Why are they called clipless pedals?
Once upon a time, cycling pedals consisted of a flat, grippy pedal, furnished with straps and a cage or ‘toe-clips’ attached to the front. The idea was to push your foot into the toe-clips and tighten the straps to secure the foot.
Clipless pedals (simply, 'without clips') replace the fussy straps and the awkward cage of toe-clips with an integrated ‘ski-like’ mechanism (the first clipless pedals were manufactured by ski-binding maker Look). When paired with a cleat affixed to the sole of the cycling shoe, clipless pedals snap into place, securing the foot for the entirety of the pedal stroke. To exit the pedal, a simple outside ankle twist releases the mechanism.
What are road cycling pedals?
Road cycling pedals are a variant of clipless pedals designed for the fast-paced world of bike racing: light, aerodynamic, confidence-inspiring and built with a certain level of ‘float’. Measured in degrees, float refers to the allowed twisting motion of the foot (imagine the action of putting out a cigarette with your shoe) before it engages the pedal’s release.

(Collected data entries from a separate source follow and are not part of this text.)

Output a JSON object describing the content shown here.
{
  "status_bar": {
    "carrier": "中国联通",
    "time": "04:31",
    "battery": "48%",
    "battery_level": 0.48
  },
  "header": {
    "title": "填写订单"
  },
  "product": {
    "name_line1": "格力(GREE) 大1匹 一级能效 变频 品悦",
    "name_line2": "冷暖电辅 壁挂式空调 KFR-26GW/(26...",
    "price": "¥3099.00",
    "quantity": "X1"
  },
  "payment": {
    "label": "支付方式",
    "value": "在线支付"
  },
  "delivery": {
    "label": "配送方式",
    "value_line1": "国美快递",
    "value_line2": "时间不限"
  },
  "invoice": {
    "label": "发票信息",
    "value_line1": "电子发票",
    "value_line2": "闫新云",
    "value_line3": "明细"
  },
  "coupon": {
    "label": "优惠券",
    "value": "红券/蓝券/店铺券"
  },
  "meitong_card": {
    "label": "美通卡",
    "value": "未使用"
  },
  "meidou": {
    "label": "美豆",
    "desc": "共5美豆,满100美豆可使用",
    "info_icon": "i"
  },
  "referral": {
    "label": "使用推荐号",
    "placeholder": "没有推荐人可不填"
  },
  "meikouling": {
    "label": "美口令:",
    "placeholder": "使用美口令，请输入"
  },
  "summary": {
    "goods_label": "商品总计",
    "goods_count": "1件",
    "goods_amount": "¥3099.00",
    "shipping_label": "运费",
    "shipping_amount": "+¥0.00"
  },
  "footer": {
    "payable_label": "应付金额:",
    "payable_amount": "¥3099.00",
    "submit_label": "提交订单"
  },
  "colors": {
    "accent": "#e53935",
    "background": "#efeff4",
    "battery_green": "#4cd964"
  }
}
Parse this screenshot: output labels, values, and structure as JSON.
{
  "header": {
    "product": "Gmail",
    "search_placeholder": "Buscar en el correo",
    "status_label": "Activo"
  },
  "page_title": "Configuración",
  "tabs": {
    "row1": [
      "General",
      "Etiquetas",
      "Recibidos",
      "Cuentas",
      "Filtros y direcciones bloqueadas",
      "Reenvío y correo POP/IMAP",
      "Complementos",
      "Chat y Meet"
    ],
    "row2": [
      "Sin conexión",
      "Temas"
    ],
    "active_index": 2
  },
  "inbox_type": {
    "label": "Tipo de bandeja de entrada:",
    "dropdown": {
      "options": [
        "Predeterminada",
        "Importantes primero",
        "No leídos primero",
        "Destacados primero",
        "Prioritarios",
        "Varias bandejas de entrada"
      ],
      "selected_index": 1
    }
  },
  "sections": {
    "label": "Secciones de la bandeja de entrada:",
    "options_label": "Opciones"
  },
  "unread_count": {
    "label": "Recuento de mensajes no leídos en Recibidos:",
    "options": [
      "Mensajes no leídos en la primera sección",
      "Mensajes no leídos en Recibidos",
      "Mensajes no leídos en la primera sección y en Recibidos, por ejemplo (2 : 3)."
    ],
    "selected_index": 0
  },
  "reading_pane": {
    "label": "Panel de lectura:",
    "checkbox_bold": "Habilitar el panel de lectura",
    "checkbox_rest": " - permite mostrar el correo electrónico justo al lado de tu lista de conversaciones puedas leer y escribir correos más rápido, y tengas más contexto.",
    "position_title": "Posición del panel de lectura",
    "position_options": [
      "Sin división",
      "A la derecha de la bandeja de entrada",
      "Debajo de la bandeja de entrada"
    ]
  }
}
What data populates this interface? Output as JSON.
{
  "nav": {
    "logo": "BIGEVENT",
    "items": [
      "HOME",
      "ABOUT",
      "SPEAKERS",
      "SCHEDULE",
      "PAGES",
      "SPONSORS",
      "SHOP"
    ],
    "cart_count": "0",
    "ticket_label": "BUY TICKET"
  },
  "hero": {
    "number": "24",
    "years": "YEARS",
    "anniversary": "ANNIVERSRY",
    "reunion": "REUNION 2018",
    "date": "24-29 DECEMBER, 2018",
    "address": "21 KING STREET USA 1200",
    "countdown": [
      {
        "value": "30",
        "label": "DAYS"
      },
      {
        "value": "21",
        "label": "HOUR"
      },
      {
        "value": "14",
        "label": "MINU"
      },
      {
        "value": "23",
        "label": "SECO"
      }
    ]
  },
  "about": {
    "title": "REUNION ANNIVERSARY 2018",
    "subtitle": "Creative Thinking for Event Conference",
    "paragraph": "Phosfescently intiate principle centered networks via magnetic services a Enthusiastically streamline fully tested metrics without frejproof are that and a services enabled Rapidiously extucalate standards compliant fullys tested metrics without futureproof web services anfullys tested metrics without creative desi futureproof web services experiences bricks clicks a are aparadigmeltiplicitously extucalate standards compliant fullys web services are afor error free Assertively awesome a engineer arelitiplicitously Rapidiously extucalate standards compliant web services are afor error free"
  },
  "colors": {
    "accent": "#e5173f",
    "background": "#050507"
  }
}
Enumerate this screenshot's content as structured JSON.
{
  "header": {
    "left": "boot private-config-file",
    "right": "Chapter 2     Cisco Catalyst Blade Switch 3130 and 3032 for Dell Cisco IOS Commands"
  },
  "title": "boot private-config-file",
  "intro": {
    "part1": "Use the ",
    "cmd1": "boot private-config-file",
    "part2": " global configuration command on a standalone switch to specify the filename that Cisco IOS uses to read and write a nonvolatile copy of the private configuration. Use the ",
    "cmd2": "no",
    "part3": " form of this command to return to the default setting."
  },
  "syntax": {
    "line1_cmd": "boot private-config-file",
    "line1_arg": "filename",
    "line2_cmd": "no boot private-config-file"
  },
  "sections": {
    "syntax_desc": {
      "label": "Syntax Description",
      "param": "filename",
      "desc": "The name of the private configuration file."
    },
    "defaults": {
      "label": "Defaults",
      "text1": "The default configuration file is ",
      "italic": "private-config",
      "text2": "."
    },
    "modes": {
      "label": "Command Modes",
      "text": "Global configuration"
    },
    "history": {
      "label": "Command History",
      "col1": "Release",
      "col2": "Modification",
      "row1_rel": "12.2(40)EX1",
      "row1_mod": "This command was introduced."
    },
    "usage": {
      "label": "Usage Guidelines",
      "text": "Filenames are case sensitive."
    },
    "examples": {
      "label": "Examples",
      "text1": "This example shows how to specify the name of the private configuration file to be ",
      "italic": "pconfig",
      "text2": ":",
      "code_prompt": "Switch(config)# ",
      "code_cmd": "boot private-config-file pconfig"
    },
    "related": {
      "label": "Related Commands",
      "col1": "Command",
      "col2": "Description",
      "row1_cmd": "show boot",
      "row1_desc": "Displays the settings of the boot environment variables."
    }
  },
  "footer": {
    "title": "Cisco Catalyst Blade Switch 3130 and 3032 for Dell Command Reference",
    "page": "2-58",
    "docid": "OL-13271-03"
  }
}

While some road pedals are zero-float, most cleats offer somewhere between 3-9° of movement.
Should I buy a pedal with float?
Even the pros agree that having some level of float in the system is desirable. Not only does float make positioning the cleat slightly less critical, but it also removes the potential for niggling leg problems: Hips, legs and feet don’t like to be constrained to a fixed point, and to avoid the potential for injury, the addition of pedal float goes some way to prevent problems.
One word of caution - too much float can be as bad as no float. If in doubt, consult your local bike fit business and pop in for some expert advice.
What are road bike cleats?
Road bike cleats are the connecting part of the clipless pedal system. The cleat bolts onto the sole of the road cycling shoe, usually with what's called a 3-bolt type design in the shape of a triangle. To 'clip-in', the rider simply slides his or her foot forward and down onto the pedals to engage the connection.
Are cleats supplied with the pedals?
Do all cycling cleats fit all pedals?
Sadly not. Unlike batteries, which are invariably the same standard world over, bike pedal systems from different manufacturers are not usually compatible with each other.
What are the different types of road bike pedals?
There are four popular types of road bike pedals from four different manufacturers: Shimano, Look, Time and Speedplay.
Shimano, Time and Look pedals use a 3-bolt cleat attachment and look very similar, but they are not compatible with each other. The only way this would ever be a problem is if you tried to use a cleat from one brand with a pedal from another.
Often referred to as a ‘3-bolt type’ system, Shimano, Look and Time road cycling cleats provide a larger, more stable platform on the pedal than their smaller mountain bike cousins. A larger surface area tends to improve performance and stability, but it does come at the cost of walking ease (witness the weekend scene at the coffee shop, where road cyclists resemble first-time skaters tentatively emerging onto the ice, lattes in hand).
What are Speedplay pedals?
Speedplay pedals are also not compatible with the Shimano, Time or Look systems. But whereas models from these brands are visually similar, Speedplay’s road pedals use a completely different design.
The Speedplay system is double-sided (unlike the others), so you can enter from either side of the pedal. However, unless you purchase a pair of road cycling shoes specifically designed for the Speedplay system, you may find its 4-bolt cleat quite large and complicated. Some riders though, swear by the Speedplay system, which is exceedingly popular in the pro peloton.
Why don’t Time, Look and Shimano make their systems compatible?
That is a very sensible question. We can only hope that one day they decide to come together and push forward with a common standard for the betterment of the product and final price to the consumer.
Are there any road pedals designed for ease of travelling with a bike?
There sure are. Originally designed for the ‘Rinko’ Japanese system of packing bikes for train travel, the MKS clipless pedals can be removed tool-free in seconds. And what’s more, they are compatible with Look-type pedals. So if you’d like to ride with clipless pedals one day and platforms the next, the MKS range is well worth a peek.
Can I convert my road bike pedals to flat pedals?
Thanks to a handy invention by Fly Pedals, converting road-going (or mtb) pedals to the delights of casual cycling is as easy as fit, click and ride.
Once you attach a compatible cleat for your pedals, the Universal Clipless Platform Adaptor clips in place of your shoes, leaving you with a grippy, flat platform for about town adventures.